No, knowledge is not the answer to our grief, the gift we seek today. This is because what we know is less than what we are. This is because you don’t stop the pain with reasons or even answers, even though they are helpful. They don’t get to where it hurts in the gut and the heart. That’s because the problem of suffering, of grief and loss, is not about something; it’s about someone—someone in your gut and in your heart. [And even when it comes to Boston, when you didn't know anyone there, for some of us I know that the mere fact of where it happened hits the gut and heart because we/you know Boston as a someone]. 
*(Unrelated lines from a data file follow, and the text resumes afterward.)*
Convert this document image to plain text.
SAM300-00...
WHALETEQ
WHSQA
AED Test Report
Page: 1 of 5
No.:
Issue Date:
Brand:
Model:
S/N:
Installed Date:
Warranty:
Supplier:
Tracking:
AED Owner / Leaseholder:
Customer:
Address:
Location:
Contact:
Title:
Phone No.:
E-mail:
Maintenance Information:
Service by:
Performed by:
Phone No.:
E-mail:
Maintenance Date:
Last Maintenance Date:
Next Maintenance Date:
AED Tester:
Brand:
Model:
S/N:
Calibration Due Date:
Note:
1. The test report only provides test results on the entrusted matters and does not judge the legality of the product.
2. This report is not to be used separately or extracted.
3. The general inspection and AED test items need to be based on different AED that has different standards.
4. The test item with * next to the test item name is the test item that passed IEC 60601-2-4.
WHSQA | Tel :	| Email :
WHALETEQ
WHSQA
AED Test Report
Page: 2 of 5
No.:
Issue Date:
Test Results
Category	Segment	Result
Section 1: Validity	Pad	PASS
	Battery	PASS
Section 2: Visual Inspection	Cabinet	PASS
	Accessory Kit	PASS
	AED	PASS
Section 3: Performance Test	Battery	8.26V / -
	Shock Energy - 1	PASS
The gift we seek today is not found outside of human tragedy, but comes to us from within it. I speak not about the consoling power of reasons and answers and knowledge, but about the work of love for that is how we redeem anything.
This work of redemptive love is the very essence of God--that transforming power which dwells within us and without. We are and what we are reflects the divine image. This is the essence of the message in [First] John [where it is written]: "Beloved, let us love one another; for love is of God, and he who loves is born of God and knows God. He who does not love does not know God; for God is love. No man has ever seen God; if we love one another, God abides in us and his love is perfected in us. God is love, and he who abides in love abides in God, and God abides in him."

In our loss we grasp for answers and reasons, but in the end, as [St. ]Paul says, our knowledge will fail us. The gift we seek is a response to the loss of what was so precious and now is gone. The gift is to love even more, by loving life more, being more aware of life, of our relationships, of the earth. The task is to claim the goodness against the pain, to respond with faith "though the earth be removed, and though the mountains be carried into the midst of the sea." The task is to accept the loss and still live, still love. Thus we honor [those who have died] by taking [their] goodness and making it our own so that we can share it with others.

1 comment:

Carol said...

Thank you for sharing this beautiful piece, Ron.